Jack tried looking solemn, and probably was not, but at least he was receptive.
“Those of us who wear these gloves, we have come to think, were originally entertainment embodiments of civilizations, like household gods or--”
“Toons. Cartoon characters.” Jeanette interrupted. “Do you know what cartoons are?”
“Of course I do,” Jack said. He narrowed his eyes. “Seriously?”
“Seriously,” Grandmère said. “But something happened to us--a catastrophe we call the Exile. We were cast out through cosmic infinity, and when we landed, were wrapped in a fictitious life story, with the illusions of a childhood and an environment. Some of us remember something of that toon life, others nothing. But we share certain things: one of them is that we either possess or respond to these white gloves; another is that we have certain powers. One of them resembles your ability quite strongly.”
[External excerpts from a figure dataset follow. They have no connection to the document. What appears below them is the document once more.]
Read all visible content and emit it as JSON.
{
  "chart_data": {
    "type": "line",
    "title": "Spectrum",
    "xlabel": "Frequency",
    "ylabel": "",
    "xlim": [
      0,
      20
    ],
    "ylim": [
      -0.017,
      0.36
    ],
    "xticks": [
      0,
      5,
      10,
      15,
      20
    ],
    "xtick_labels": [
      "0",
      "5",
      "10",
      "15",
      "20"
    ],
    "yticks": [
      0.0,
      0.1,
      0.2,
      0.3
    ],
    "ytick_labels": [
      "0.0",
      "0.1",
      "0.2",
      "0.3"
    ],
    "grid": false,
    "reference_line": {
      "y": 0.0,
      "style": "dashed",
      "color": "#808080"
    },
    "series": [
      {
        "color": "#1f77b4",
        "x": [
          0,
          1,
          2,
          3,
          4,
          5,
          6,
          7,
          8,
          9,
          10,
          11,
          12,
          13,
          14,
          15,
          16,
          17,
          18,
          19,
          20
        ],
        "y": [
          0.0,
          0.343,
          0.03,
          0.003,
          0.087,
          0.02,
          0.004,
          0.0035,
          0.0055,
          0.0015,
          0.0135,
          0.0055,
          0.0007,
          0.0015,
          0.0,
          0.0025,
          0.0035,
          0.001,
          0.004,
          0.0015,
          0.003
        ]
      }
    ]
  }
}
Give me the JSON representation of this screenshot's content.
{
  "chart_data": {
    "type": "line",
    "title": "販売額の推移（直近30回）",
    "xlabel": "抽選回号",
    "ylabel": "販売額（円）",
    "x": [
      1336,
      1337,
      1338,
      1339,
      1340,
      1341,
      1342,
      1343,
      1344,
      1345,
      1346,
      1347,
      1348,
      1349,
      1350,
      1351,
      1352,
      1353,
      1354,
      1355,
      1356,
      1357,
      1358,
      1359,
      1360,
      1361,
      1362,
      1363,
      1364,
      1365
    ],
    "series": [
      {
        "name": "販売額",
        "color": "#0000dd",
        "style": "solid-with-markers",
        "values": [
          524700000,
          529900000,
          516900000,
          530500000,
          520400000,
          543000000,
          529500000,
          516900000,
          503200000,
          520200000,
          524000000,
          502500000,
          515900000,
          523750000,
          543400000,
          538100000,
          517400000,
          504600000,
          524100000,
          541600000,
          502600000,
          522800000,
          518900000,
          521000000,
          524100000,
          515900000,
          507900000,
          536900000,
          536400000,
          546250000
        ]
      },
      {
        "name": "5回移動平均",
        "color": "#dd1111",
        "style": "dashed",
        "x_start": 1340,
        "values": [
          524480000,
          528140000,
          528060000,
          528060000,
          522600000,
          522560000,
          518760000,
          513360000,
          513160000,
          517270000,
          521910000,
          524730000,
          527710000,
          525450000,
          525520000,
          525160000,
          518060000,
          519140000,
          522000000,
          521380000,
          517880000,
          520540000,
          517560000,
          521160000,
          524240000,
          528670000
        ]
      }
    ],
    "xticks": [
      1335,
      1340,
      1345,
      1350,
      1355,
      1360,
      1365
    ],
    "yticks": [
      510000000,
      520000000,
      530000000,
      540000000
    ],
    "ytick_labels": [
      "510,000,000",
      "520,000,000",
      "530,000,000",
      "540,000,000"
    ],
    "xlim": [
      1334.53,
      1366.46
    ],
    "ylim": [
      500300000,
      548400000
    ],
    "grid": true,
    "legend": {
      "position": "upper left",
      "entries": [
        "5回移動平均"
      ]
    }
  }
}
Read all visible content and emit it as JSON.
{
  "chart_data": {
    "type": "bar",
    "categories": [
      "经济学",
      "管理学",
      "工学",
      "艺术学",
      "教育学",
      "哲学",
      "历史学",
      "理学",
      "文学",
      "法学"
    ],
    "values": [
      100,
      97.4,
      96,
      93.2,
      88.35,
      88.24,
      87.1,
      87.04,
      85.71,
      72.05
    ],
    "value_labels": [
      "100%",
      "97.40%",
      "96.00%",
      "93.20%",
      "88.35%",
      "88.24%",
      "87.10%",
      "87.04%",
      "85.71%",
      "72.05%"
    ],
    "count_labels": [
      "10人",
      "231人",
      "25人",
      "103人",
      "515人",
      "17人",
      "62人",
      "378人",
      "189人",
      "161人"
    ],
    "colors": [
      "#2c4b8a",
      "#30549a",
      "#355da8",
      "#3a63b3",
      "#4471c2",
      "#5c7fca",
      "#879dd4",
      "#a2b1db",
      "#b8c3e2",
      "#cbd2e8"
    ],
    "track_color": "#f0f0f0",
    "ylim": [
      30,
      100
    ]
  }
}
Grandmère reached beyond the sixth wall, and there was a very big knife in her hand. Jeanette pulled out an oversized mallet. Jack tried to keep a stone face, but his pupils dilated.
“We think you are a fellow victim of the Exile. Our quest is to find out what happened to us, perhaps to save others, and even more perhaps to counteract it. We would much rather have you join us than try something stupid.” The orangutan said.
“I see,” said Jack. “It’s a wild story, but it does--”
He vanished.
The next instant, he was behind Jeanette. There was a thin silver blade between his fingers, and it rested on Jeanette’s jugular vein.
“One move and the girl dies,” Jack hissed.